In the UAE, corporate tax is calculated at a rate of 9% of the net profit reported in the company’s financial statements after deducting applicable expenses and excluding exempt income. Any foreign taxes paid are also deducted from the reported profit.
The taxable income is determined after deducting all allowable expenses and exemptions. If the taxable income exceeds AED 375,000, a 9% corporate tax is applied.

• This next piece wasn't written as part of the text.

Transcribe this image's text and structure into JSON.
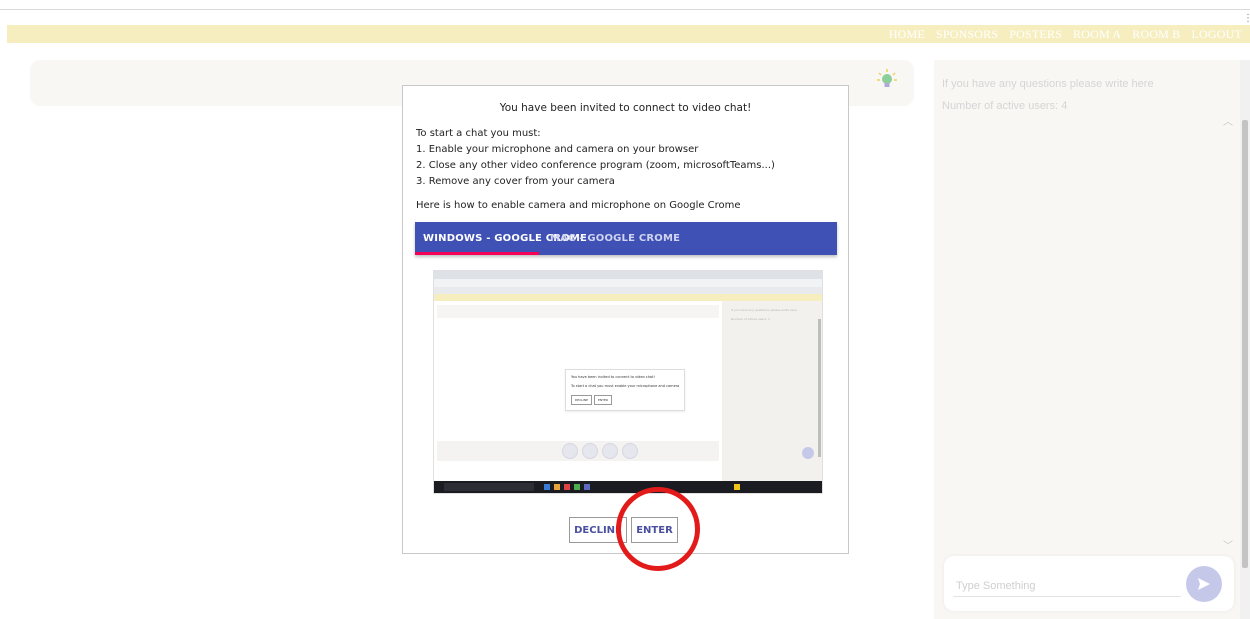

Corporate Tax Calculation Example:
Let’s consider an example to understand corporate tax calculation in the UAE:
Example:
XYZ LLP, based in Abu Dhabi, UAE, released its 2021 annual financial statements, reporting a net profit of AED 500,000. They are eligible for deductions of AED 25,000. However, specific deduction types are not provided in the government’s information.
Calculation:
Details | Amount |
Net Profit (a) | 500,000 |
Less: All deductions (b) | 25,000 |
Net Income (c) | 475,000 |
Less: Exempt Amount (d) | 375,000 |
Taxable Income (e) | 100,000 |
Corporate Tax @9% on (e) | 9,000 |
In this example, the net profit from the financial statement is first reduced by allowable deductions. Then, the exemption amount of AED 375,000 is subtracted to determine the taxable income. Hence, XYZ LLP will be liable to pay AED 9,000 (9% of AED 100,000) in corporate tax.
By understanding corporate tax calculation methods and examples, businesses in the UAE can ensure compliance with tax regulations and accurately assess their tax liabilities.